I don’t know what’s going on, but I can’t hit my public_html folder anymore -_-
First: Spike you’re right, they are written in binary. That’s very strange that they would bother making something that would otherwise be text-readable not…
Anyway, fixed the issue of bootpd still being disabled in 10.6
(added “defaults /System/Library/LaunchDaemons/bootps write Disabled 0″)
Let me know if it works!
Hi,
Tried this on 10.6 and the clients can see the image but kernal panic when trying to boot from it.
How can I disable this also as I don’t always want it on?
Are you sure that the netboot image you’re using works under normal conditions (like on 10.5?) If you make a netboot image from a 10.6 machine, it doesn’t include any PPC components, which can be a problem.
You can disable it by running
defaults write /System/Library/LaunchDaemons/bootps Disabled 1
from terminal. You may need to reboot or manually turn bootps off.

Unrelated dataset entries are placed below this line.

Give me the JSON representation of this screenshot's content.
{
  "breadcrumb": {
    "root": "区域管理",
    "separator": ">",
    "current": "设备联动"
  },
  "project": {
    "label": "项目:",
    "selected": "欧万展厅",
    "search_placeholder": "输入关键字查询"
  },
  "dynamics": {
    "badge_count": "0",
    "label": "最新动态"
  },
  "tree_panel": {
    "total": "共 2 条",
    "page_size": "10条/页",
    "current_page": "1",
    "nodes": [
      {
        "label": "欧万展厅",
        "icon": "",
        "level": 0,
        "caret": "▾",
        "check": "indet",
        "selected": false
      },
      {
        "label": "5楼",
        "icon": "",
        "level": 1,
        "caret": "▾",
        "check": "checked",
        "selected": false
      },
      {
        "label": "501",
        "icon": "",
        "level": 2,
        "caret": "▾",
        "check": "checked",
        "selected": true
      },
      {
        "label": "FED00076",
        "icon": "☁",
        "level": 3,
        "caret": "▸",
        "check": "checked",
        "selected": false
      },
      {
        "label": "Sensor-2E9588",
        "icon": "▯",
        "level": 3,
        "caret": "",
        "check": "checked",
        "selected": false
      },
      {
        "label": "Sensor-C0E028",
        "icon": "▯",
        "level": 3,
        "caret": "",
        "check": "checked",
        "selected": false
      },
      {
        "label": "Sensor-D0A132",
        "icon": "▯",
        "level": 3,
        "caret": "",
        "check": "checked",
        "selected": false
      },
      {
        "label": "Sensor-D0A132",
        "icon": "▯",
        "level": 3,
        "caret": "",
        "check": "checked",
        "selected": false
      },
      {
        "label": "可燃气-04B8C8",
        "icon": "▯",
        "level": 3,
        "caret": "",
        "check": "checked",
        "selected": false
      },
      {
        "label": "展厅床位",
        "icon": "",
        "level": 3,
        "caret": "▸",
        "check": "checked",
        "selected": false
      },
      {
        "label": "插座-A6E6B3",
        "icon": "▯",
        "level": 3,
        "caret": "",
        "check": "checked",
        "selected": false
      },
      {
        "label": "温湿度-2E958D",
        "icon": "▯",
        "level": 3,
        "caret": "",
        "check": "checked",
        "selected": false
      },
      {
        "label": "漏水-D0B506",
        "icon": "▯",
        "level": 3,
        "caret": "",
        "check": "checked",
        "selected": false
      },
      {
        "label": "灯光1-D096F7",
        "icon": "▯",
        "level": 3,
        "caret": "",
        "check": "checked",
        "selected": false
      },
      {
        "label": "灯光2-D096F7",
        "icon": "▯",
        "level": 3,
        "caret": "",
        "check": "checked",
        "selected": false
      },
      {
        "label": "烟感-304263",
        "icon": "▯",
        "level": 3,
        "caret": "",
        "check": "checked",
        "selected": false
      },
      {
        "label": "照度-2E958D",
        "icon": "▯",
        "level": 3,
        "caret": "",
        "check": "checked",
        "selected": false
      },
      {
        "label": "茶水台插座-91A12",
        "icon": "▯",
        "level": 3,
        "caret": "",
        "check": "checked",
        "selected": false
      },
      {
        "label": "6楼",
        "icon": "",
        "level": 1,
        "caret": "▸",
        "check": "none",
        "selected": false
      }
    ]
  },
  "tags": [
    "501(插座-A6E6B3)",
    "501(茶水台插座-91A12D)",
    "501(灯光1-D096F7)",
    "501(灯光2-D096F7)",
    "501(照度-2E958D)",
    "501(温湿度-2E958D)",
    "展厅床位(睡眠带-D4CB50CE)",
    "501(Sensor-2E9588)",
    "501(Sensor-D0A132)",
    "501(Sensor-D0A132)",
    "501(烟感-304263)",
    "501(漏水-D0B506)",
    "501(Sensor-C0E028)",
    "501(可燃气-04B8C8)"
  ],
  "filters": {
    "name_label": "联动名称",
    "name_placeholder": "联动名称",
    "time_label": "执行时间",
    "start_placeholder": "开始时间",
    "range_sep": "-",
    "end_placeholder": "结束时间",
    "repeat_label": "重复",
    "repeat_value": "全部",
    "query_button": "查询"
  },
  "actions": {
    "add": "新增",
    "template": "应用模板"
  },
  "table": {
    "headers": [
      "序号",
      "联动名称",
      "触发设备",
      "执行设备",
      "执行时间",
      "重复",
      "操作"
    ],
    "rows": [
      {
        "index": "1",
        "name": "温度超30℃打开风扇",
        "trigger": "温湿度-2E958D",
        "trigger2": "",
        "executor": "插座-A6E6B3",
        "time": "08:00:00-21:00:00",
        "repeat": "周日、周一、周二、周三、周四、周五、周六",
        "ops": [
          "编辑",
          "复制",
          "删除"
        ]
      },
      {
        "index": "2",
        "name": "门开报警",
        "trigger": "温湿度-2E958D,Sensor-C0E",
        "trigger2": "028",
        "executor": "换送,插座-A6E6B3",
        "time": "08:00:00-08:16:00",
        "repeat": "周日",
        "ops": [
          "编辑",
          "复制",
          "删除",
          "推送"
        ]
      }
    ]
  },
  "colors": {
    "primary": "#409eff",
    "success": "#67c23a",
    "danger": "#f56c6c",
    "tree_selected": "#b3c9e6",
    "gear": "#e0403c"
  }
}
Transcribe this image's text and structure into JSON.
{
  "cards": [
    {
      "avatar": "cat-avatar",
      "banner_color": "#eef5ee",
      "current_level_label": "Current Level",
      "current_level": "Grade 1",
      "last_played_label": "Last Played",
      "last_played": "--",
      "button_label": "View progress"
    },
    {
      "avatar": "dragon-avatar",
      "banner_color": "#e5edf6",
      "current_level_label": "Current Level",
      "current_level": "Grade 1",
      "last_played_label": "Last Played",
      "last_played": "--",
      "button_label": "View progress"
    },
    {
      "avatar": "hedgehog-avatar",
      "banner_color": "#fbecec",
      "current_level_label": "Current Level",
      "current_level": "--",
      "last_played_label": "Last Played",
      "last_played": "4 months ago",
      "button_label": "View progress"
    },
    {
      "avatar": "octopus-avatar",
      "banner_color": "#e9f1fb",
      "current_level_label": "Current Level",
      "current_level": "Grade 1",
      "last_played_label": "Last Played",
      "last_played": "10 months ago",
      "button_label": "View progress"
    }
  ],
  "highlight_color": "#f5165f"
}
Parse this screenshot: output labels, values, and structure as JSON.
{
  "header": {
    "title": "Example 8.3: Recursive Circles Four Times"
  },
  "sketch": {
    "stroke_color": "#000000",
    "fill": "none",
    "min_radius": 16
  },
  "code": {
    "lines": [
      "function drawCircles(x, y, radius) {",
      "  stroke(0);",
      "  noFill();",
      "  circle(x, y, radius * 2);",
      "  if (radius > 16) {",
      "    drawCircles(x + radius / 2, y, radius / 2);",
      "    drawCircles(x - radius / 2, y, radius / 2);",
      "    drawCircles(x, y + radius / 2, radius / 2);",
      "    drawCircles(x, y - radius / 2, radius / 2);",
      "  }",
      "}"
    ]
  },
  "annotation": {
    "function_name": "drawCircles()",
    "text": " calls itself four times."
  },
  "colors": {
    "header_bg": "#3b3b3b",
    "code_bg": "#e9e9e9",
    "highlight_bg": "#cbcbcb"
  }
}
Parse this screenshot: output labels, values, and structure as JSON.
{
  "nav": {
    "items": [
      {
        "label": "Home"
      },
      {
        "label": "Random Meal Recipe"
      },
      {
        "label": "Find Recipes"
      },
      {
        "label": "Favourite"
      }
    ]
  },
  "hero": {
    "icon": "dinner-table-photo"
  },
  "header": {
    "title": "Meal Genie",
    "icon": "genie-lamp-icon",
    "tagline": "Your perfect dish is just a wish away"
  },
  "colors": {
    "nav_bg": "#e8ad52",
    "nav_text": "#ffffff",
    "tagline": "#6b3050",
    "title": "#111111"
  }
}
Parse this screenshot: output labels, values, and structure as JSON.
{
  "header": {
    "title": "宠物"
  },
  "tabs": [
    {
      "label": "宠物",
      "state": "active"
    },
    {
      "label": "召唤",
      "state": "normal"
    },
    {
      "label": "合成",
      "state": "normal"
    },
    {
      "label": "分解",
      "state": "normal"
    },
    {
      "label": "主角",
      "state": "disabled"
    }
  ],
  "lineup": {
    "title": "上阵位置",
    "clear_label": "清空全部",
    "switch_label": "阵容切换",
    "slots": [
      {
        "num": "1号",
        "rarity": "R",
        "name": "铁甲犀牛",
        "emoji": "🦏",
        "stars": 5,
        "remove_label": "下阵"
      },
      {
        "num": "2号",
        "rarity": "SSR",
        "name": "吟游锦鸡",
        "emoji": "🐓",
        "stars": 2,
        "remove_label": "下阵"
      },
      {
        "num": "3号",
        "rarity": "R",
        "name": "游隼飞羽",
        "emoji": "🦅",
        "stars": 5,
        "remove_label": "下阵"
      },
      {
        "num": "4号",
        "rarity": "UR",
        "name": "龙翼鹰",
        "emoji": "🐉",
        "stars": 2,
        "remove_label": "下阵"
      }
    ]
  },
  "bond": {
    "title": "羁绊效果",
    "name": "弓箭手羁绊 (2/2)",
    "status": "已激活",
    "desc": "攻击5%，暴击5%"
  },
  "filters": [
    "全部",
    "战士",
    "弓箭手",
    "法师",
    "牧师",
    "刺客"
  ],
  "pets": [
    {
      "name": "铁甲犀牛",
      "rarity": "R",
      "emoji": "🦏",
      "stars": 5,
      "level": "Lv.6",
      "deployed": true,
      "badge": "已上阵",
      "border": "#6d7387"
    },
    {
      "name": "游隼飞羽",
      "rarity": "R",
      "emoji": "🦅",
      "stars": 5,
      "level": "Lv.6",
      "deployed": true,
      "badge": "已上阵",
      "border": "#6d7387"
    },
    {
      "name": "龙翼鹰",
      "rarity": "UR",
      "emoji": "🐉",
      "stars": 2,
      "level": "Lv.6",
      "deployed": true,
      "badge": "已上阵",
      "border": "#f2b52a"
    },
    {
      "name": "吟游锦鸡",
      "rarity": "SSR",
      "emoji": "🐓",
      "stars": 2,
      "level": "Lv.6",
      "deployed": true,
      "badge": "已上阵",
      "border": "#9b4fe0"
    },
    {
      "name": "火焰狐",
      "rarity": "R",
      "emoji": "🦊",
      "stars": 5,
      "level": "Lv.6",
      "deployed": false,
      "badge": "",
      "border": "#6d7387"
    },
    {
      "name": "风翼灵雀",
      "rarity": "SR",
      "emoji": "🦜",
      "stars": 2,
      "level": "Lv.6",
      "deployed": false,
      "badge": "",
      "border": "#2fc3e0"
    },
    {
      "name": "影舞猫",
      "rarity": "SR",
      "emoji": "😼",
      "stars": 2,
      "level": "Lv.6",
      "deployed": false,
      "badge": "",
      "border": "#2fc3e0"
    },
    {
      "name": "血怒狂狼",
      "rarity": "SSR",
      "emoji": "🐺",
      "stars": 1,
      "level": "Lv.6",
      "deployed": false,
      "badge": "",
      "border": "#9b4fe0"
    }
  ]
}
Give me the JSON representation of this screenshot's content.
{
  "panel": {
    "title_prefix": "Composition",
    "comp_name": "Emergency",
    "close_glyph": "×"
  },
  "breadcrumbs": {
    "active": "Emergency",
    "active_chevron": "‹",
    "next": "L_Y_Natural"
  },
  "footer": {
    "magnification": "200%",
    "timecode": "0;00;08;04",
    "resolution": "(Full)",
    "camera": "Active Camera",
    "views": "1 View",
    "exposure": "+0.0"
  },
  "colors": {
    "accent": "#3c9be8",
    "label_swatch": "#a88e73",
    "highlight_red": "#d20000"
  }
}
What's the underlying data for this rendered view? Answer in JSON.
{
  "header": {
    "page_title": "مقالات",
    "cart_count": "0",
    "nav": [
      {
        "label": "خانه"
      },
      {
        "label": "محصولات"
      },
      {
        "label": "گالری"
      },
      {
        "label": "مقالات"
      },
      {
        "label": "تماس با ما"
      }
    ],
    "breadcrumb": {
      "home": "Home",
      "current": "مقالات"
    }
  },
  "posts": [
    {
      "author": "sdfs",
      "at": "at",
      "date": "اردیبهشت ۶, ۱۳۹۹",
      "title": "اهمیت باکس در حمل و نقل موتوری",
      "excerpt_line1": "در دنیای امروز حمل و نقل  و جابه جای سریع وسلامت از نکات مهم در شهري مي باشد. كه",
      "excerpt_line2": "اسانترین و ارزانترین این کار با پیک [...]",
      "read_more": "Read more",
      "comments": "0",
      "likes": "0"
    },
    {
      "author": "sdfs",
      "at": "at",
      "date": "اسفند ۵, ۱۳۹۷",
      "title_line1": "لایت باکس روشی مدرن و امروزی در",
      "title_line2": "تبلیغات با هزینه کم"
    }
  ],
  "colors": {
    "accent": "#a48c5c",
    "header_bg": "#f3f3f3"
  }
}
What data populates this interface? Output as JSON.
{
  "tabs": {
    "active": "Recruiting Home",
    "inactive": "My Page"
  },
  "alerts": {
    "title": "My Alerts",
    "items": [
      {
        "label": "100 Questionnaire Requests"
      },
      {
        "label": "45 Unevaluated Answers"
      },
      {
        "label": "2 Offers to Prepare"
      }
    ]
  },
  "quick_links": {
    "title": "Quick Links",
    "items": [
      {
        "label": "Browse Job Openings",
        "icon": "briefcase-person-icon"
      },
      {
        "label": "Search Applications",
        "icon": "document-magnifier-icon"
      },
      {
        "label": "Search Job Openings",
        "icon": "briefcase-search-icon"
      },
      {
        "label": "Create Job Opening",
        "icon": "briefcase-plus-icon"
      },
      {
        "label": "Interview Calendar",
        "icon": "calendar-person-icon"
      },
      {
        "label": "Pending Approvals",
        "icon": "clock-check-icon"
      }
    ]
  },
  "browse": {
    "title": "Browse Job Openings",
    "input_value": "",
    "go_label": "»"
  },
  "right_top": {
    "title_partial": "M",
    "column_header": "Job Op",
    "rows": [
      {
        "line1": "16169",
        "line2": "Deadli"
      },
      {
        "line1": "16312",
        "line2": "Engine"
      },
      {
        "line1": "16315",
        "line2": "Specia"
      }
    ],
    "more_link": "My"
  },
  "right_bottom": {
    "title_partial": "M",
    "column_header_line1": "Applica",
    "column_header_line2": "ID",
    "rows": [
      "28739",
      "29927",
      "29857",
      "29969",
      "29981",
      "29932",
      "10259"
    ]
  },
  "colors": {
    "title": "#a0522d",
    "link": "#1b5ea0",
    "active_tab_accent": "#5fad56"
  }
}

The boot image works (well I’m almost certain it does as it boots a machine fine from an external disk).
I have the added problem now that after I restarted my machine after playing around with things that I can’t now even get the computers to detect the netboot as an option.
I havent disabled it yet and have gone through all the steps I did from the beginning. I have also installed tftpServer to see if that helped me get a handle on things but hasn’t.
I have checked in activity monitor and bootpd is running.
Any ideas on what else I can check.
Thanks for the help.
Hi I have the netboot service up and running again but still every image I make kernel panic. Any ideas?